Na plateia, o cantor gospel Leonardo Gonçalves e os pastores Henrique Vieira e Ricardo Gondim eram algumas das caras conhecidas do evangelicalismo progressista, minoria nesse grupo cristão. O pastor Paulo Marcelo, que gravou peças para a campanha da Lula, e o bispo Romualdo Panceiro, ex-número 2 da Igreja Universal do Deus, também foi.
Nos bastidores, alguns questionavam se haveria tempo hábil para reverter a predileção por Bolsonaro nas igrejas. Também persistia um incômodo com acenos tímidos feitos ao segmento pelo petista, que já disse não gostar da ideia de misturar fé e política.
Enquanto o outro lado promove um tsunami bolsonarista em templos, o ex-presidente só esteve em um ato com evangélicos no primeiro turno, em São Gonçalo (RJ). Neste em São Paulo, não expandiu muito essa base -vários dos rostos são repetidos, e nenhum tem o alcance de um Silas Malafaia ou um José Wellington Bezerra da Costa, para citar três líderes que endossam o bolsonarismo.
O ex-presidente resistia à ideia de apresentar uma carta de compromissos a evangélicos, mas acabou convencido, segundo aliados.
É uma estratégia similar à que adotou em 2002, quando lançou uma Carta aos Evangélicos -versão religiosa da Carta ao Povo Brasileiro, o famoso documento divulgado para acalmar o mercado.

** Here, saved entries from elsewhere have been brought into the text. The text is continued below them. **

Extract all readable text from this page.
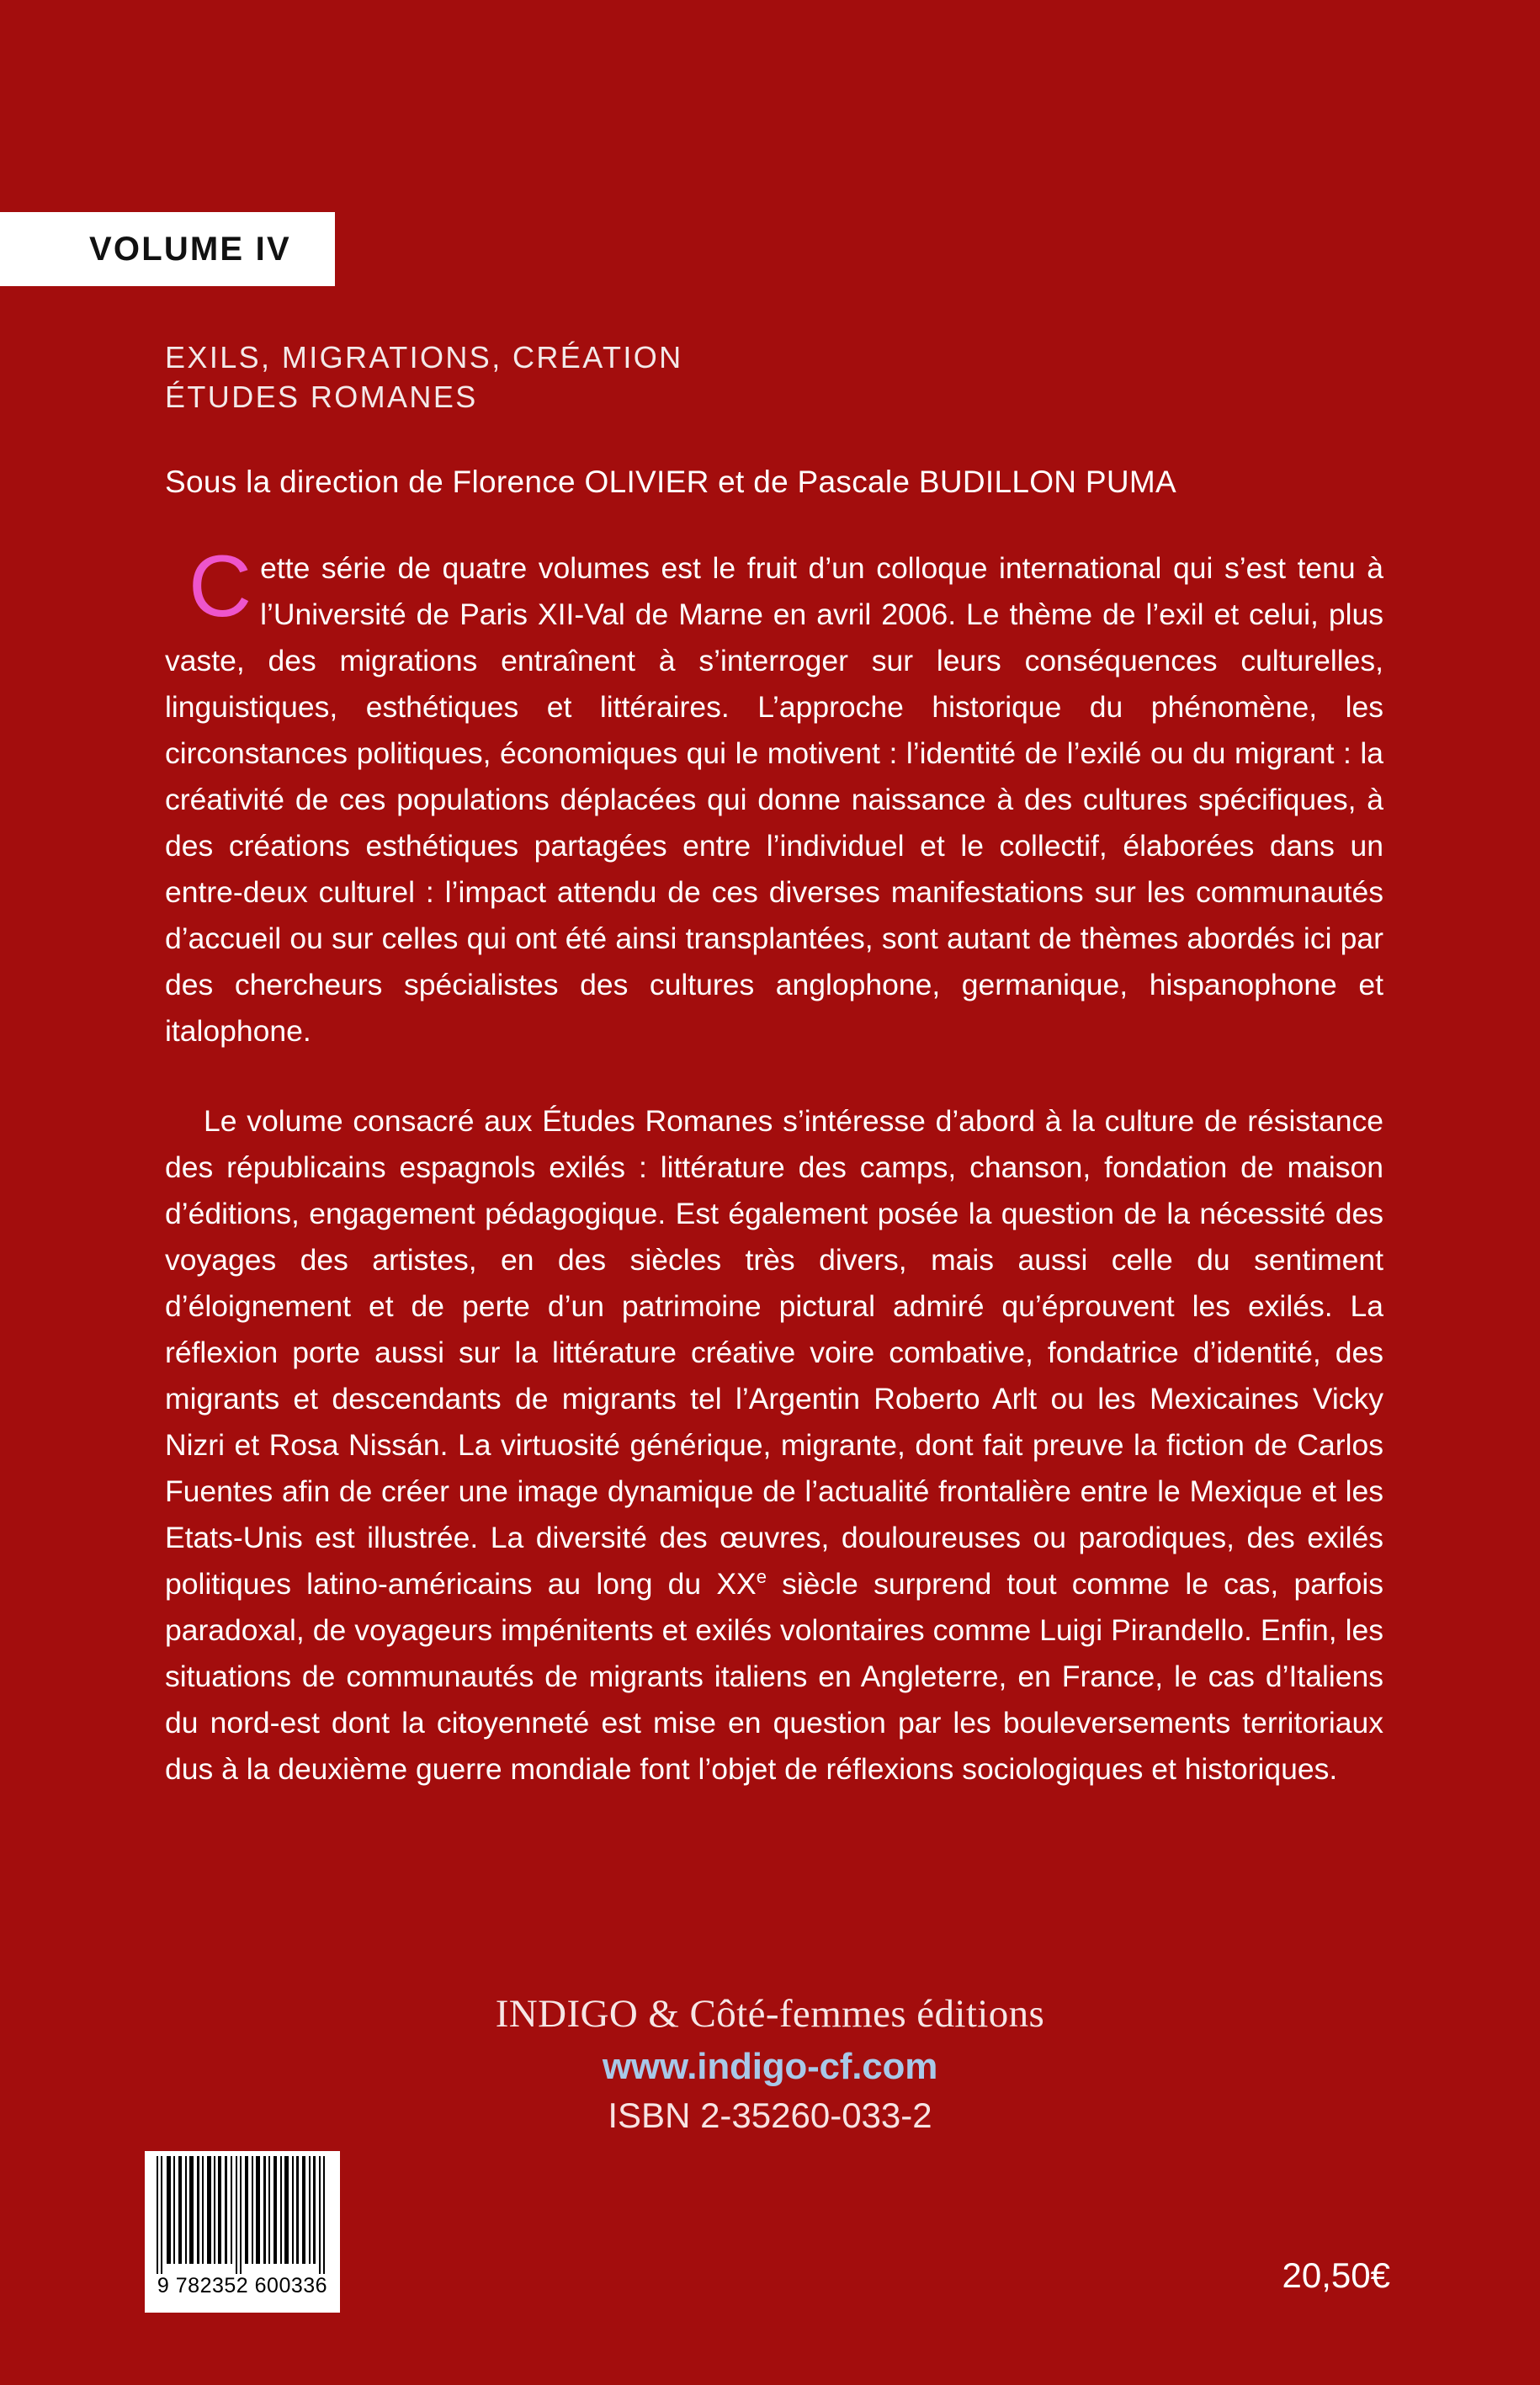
VOLUME IV
EXILS, MIGRATIONS, CRÉATION
ÉTUDES ROMANES
Sous la direction de Florence OLIVIER et de Pascale BUDILLON PUMA

Cette série de quatre volumes est le fruit d’un colloque international qui s’est tenu à l’Université de Paris XII-Val de Marne en avril 2006. Le thème de l’exil et celui, plus vaste, des migrations entraînent à s’interroger sur leurs conséquences culturelles, linguistiques, esthétiques et littéraires. L’approche historique du phénomène, les circonstances politiques, économiques qui le motivent : l’identité de l’exilé ou du migrant : la créativité de ces populations déplacées qui donne naissance à des cultures spécifiques, à des créations esthétiques partagées entre l’individuel et le collectif, élaborées dans un entre-deux culturel : l’impact attendu de ces diverses manifestations sur les communautés d’accueil ou sur celles qui ont été ainsi transplantées, sont autant de thèmes abordés ici par des chercheurs spécialistes des cultures anglophone, germanique, hispanophone et italophone.

Le volume consacré aux Études Romanes s’intéresse d’abord à la culture de résistance des républicains espagnols exilés : littérature des camps, chanson, fondation de maison d’éditions, engagement pédagogique. Est également posée la question de la nécessité des voyages des artistes, en des siècles très divers, mais aussi celle du sentiment d’éloignement et de perte d’un patrimoine pictural admiré qu’éprouvent les exilés. La réflexion porte aussi sur la littérature créative voire combative, fondatrice d’identité, des migrants et descendants de migrants tel l’Argentin Roberto Arlt ou les Mexicaines Vicky Nizri et Rosa Nissán. La virtuosité générique, migrante, dont fait preuve la fiction de Carlos Fuentes afin de créer une image dynamique de l’actualité frontalière entre le Mexique et les Etats-Unis est illustrée. La diversité des œuvres, douloureuses ou parodiques, des exilés politiques latino-américains au long du XXe siècle surprend tout comme le cas, parfois paradoxal, de voyageurs impénitents et exilés volontaires comme Luigi Pirandello. Enfin, les situations de communautés de migrants italiens en Angleterre, en France, le cas d’Italiens du nord-est dont la citoyenneté est mise en question par les bouleversements territoriaux dus à la deuxième guerre mondiale font l’objet de réflexions sociologiques et historiques.

INDIGO & Côté-femmes éditions
www.indigo-cf.com
ISBN 2-35260-033-2
9 782352 600336	20,50€
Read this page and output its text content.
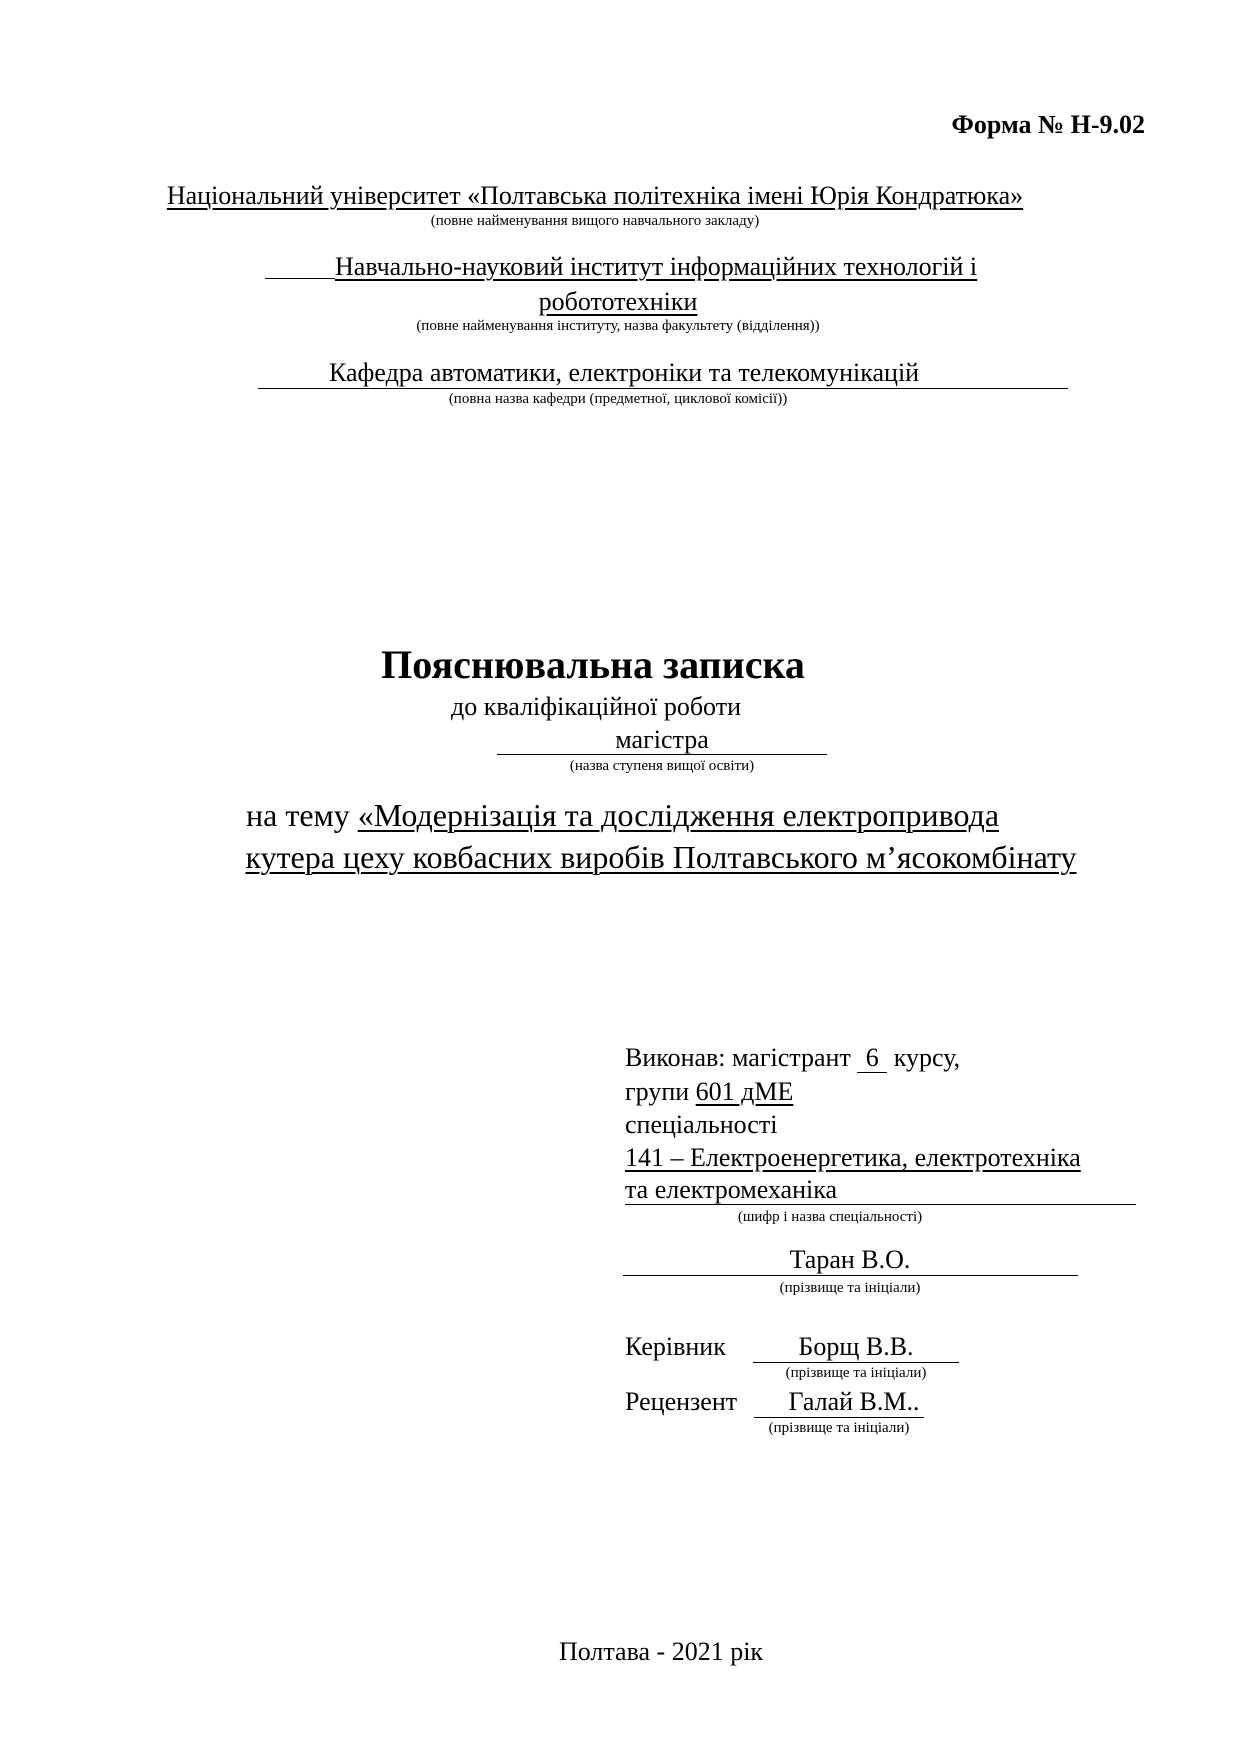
Форма № Н-9.02
Національний університет «Полтавська політехніка імені Юрія Кондратюка»
(повне найменування вищого навчального закладу)
Навчально-науковий інститут інформаційних технологій і
робототехніки
(повне найменування інституту, назва факультету (відділення))
Кафедра автоматики, електроніки та телекомунікацій
(повна назва кафедри (предметної, циклової комісії))
Пояснювальна записка
до кваліфікаційної роботи
магістра
(назва ступеня вищої освіти)
на тему «Модернізація та дослідження електропривода
кутера цеху ковбасних виробів Полтавського м’ясокомбінату
Виконав: магістрант 6 курсу,
групи 601 дМЕ
спеціальності
141 – Електроенергетика, електротехніка
та електромеханіка
(шифр і назва спеціальності)
Таран В.О.
(прізвище та ініціали)
Керівник	Борщ В.В.
(прізвище та ініціали)
Рецензент	Галай В.М..
(прізвище та ініціали)
Полтава - 2021 рік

Ainda no primeiro turno, sua campanha preparou novo folheto, “É tempo de esperança, o Brasil tem jeito – o que os evangélicos realmente querem para o Brasil”.
“Não é a primeira vez que fazemos carta aos evangélicos”, disse Lula em sua fala. “Toda eleição há uma quantidade de mentiras nesse país que nós precisamos fazer carta ora pra Igreja Católica, ora pras igrejas evangélicas, ora outros setores.”
LEIA A ÍNTEGRA DA CARTA
“Meus Amigos e Minhas Amigas, nesta reta final do segundo turno, decidi escrever esta Carta Pública ao Povo Evangélico.
A grande maioria dos brasileiros e brasileiras que viveram os oito anos em que fui Presidente da República, sabe que mantive o mais absoluto respeito pelas liberdades coletivas e individuais, particularmente pela Liberdade Religiosa.
Como todos devem se lembrar, no período de meu governo, tivemos a honra de assinar leis e decretos que reforçaram a plena liberdade religiosa. Destaco a Reforma do Código Civil assegurando a Liberdade Religiosa no Brasil, o Decreto que criou o dia dedicado à Marcha para Jesus e ainda o Dia Nacional dos Evangélicos.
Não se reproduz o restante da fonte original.